But we're at a point in history when an entire generation knows Amazon only as the dominant player in e-commerce, and doesn't remember the time when Amazon was that scrappy little startup that pioneered the shipping of words-on-paper to your door.

I can assure you, that was an amazing innovation at the time.

Today, when you think of Amazon, you think of it as the place to get everything you need – right now. But it wasn't always this way. At one point, Bezos had his mind fully focused on books. Everything that came later was the result of a startup strategy of thinking big and acting small. 

I'll use Amazon as the late-stage example for using the same think-big-act-small strategy – like a cake I baked earlier to show you the gorgeous final product. And I'll use two of my own startup experiences to show you the way.

From Books to Those Little Creamer Cups

So when I sat down to write this article, I had just ordered coffee pods and those little creamer cups (an indulgence) on Prime, and they arrived at my door less than 90 minutes later – before I finished my first draft. 

I can picture Jeff, circa 1994, thinking, "Joe is writing. He needs his coffee. Not in five days or even two days. He needs it now. That's how I'm going to make him and everyone else a customer for life. It's worth the extra spend to make it happen."

It most definitely cost Amazon more money to fulfill my order than I paid, and it's not a mistake, and it's not random loss leadership. I ordered golf gloves too (Amazon does everything) and those won't be here until tomorrow. But the coffee and the creamer got here right now. 

What blows my mind is the creamer cups. That's next-level data gathering and planning. 

"Coffee? Right now? We can do that. But doesn't he take it with a little splash of cream?" 

This is a micro example of the end result of a company strategy that made the company massively successful by thinking big and acting big. 

And Amazon is far from finished when it comes to thinking big. The same strategic mindset that brought about two-day shipping, Amazon Web Services, and the Delivery Service Partner program is foraging its way into the NFL on Prime Video, brick-and-mortar groceries, health care, and allegedly even mobile phone service (again).
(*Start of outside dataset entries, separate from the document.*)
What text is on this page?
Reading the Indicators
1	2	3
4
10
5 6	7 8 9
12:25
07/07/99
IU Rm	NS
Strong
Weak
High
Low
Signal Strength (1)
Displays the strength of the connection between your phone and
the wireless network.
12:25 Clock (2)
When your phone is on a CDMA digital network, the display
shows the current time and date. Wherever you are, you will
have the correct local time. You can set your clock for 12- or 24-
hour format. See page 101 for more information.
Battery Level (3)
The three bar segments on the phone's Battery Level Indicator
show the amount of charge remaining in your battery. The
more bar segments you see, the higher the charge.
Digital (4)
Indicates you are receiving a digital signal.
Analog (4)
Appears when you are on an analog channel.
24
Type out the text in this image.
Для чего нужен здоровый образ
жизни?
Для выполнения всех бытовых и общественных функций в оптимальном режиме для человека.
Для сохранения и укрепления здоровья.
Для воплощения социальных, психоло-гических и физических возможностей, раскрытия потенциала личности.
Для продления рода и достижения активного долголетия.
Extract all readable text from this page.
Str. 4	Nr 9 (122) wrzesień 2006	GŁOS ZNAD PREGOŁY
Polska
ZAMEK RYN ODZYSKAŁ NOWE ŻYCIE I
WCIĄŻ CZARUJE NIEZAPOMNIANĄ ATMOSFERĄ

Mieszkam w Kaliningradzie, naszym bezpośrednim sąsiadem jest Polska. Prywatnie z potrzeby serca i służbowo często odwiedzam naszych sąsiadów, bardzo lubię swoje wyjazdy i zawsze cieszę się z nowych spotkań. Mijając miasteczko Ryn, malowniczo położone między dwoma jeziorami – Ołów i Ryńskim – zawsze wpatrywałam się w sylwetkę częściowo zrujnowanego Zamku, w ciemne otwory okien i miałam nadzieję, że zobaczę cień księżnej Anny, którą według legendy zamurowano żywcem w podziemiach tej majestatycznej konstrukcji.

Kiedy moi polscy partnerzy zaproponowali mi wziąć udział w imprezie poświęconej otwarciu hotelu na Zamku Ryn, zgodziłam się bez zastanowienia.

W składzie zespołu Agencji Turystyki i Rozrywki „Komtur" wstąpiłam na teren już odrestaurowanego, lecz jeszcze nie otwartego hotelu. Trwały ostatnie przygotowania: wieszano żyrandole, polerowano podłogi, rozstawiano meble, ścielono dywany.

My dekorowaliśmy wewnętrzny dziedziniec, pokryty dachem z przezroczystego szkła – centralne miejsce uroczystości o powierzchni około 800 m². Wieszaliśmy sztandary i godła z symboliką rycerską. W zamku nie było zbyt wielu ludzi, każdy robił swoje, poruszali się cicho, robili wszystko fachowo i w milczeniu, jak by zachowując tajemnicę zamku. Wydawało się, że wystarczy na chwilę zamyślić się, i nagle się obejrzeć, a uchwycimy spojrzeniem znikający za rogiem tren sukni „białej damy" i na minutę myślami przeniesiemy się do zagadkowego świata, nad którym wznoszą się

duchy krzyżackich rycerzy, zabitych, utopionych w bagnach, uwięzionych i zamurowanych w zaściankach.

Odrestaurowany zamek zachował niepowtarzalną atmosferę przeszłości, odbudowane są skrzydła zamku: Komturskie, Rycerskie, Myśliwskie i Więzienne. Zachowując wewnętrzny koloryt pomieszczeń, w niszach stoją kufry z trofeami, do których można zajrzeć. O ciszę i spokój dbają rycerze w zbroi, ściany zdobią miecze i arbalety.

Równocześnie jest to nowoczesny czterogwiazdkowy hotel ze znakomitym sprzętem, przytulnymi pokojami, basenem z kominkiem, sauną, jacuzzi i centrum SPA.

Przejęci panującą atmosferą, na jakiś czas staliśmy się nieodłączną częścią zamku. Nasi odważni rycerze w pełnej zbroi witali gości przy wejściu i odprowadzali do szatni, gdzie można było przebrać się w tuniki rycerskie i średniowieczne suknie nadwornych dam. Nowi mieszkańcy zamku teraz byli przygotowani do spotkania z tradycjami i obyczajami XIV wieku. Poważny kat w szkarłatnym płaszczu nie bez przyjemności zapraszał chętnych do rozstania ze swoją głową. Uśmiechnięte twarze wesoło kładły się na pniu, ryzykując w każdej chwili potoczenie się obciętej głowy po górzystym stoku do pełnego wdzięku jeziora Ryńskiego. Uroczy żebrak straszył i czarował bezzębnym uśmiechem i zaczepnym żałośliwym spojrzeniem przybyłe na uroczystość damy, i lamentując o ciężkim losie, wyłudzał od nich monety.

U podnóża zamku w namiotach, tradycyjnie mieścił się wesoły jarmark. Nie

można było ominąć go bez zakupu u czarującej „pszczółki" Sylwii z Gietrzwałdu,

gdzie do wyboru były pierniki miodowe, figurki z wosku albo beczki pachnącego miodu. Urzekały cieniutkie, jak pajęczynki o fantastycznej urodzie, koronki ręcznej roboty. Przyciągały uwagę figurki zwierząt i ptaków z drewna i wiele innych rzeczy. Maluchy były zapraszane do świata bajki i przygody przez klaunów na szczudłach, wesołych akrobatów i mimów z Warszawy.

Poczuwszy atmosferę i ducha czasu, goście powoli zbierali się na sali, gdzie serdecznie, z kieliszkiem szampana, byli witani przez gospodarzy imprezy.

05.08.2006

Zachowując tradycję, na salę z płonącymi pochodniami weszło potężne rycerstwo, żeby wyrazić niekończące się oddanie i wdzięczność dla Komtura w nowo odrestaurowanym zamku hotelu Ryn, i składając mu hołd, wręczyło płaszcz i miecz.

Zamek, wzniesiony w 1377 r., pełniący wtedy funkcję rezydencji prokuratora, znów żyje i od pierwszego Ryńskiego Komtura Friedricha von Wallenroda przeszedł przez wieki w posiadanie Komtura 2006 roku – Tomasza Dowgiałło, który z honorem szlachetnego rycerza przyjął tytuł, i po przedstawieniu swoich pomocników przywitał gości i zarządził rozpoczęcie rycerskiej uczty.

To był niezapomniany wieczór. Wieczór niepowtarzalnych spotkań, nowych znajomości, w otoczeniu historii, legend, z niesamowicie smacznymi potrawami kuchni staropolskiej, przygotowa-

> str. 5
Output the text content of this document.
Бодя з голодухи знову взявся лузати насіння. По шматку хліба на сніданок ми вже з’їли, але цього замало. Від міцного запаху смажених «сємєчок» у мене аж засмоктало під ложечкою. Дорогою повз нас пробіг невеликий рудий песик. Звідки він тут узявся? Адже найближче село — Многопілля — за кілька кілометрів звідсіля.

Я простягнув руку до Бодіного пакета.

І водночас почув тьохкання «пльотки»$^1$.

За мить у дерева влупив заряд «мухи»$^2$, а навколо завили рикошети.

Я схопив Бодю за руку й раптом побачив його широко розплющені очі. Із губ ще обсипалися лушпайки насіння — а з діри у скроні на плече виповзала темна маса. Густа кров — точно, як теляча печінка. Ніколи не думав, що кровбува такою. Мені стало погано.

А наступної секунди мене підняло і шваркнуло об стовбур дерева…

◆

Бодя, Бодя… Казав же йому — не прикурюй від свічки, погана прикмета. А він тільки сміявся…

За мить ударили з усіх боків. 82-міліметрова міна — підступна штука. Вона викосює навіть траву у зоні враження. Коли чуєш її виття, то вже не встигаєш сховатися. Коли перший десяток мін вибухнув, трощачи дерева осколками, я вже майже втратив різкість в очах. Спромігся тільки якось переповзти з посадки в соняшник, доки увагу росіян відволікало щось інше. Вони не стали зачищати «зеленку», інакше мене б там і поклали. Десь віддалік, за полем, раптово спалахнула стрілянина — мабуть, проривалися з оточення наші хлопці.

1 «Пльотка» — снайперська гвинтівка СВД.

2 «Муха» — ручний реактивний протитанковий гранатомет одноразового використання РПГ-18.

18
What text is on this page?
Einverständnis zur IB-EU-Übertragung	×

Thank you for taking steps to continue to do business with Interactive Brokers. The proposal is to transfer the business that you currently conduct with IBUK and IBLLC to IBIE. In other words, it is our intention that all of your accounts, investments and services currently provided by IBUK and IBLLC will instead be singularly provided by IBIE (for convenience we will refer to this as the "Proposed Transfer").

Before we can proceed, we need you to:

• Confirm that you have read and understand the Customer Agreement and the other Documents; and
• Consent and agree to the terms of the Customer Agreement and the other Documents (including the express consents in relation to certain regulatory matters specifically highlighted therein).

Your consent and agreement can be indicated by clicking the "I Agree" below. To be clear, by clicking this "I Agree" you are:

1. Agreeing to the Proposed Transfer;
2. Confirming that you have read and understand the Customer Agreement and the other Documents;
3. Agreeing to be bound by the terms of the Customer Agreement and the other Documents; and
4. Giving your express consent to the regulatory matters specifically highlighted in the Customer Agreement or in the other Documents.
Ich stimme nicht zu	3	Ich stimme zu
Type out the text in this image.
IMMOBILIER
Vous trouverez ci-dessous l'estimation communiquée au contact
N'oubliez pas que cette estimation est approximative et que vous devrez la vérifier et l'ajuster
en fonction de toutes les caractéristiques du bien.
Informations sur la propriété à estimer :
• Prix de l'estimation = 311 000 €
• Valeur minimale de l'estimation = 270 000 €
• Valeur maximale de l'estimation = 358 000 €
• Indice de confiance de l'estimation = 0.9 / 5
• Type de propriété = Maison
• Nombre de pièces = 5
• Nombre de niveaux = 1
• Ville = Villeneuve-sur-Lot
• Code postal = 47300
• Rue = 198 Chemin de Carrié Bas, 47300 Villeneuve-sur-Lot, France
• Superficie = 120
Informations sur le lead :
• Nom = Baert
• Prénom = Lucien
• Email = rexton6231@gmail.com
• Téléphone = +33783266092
How does this apply to you? To answer that, we go back to 1994 and delivering books – because they were flat and relatively standardized to ship, and the margins were amazing.

And to think big and act big, Amazon first had to act small. Then perfect everything.

Washing Cars to Mobile Auto Repair

So if Amazon is the pre-baked cake, this is the growth stage example. 

In 2017, Automated Insights, an NLG tech startup I had sunk seven years and all of my brains and guts into, was almost three years past having been successfully acquired by a private equity firm. My partner, the founder, had left some months prior, and the writing was kind of on the wall for me to figure out my next thing.

I decided to go wash cars.

Scot Wingo, the former founder and CEO of Channel Advisor, a company that aggregated e-commerce data that he had taken public, had been on our board through our acquisition. He had co-founded Spiffy a couple years earlier, a mobile car wash and detail company. 

I'd known Scot for about 15 years at that point, so he was the first person I sat down with to brainstorm my options. By the end of that meeting, I knew that washing cars was the books and CDs of mobile service, and I didn't want to do anything else.

In 2017, Spiffy had a couple of dozen vans and maybe 50 mobile-wash technicians, offering service in four cities. But we were collecting data, perfecting the process, building out our own vans and software. We were using some of the same strategies Amazon used when they were selling books – thinking big, acting small, and perfecting the process. 

In 2018, we started offering oil changes, then we started working with fleets, and then we added on tires, brakes, and other light repairs. Today, we're no longer mobile car wash, we're "mobile vehicle care and maintenance," in 50 cities, with 500 techs, and always hiring. 

Startup Education and Advisement Sucks

To be fair, the startup capital costs to get into the automotive space are extremely high. Spiffy has raised over $30 million to get to where we are today. 

So yeah, that's not a path most entrepreneurs can take. What about the early stagers?

Spiffy isn't my first rodeo. In fact, I've founded or been ground floor at over a dozen startups, including a few founded and funded out of my own pocket, for less than $1,000 in startup costs

Not long after my first startup success, over 20 years ago, I started advising other founders, because the path I had to walk was difficult and risky and stressful and the education and advice I had received was awful. 

Soon, I was being offered obscene amounts of money to advise growth-stage and late-stage startups. I was still advising early-stagers, who were mostly broke, and still writing articles like these to put out as much free, real, tactical startup advice and education as I could. 

Then my free time started drying up, and the opportunity cost of doing "free and cheap" started to compound. It occurred to me that there was a huge space between free advice, which helps a lot of people a little bit, and super-expensive paid advice, which helps a couple of people quite a lot. 

I founded Teaching Startup to bridge that gap, recruiting experienced entrepreneurs to answer questions from other entrepreneurs (experienced or not), via email. I literally started the whole thing on Mailchimp, using that platform as the product, the CRM, the subscription model – everything but the credit card swipe for the paltry $10 a month I was asking. 

And then it blew up, in a good way. I was told to go edtech, to use video consultations, to do seminars and webinars, to write books. In other words, to act big now that I was thinking big. 

But three years in, I'm still perfecting the process. I'm not trying to be the next Gary Vee or one of those people who can fill hotel ballrooms or convention centers with motivational goodness. I'm trying to make more and better entrepreneurs, as many as I can. It's boring. It's sluggish. It's not "sexy."

But neither is delivering books. 

I'm thinking big, trying to figure out how to "get people their coffee right now" by making the startup founding and leading process less painful, less expensive, and more available. But I'm acting small, sticking to email and content, real answers, and slow growth to get me to a much larger goal. 

This is how you build it like Bezos. Whether you raise millions of dollars for the latest flavor of AI technology or customize bikes in your backyard, you should be thinking big, acting small, and perfecting the process.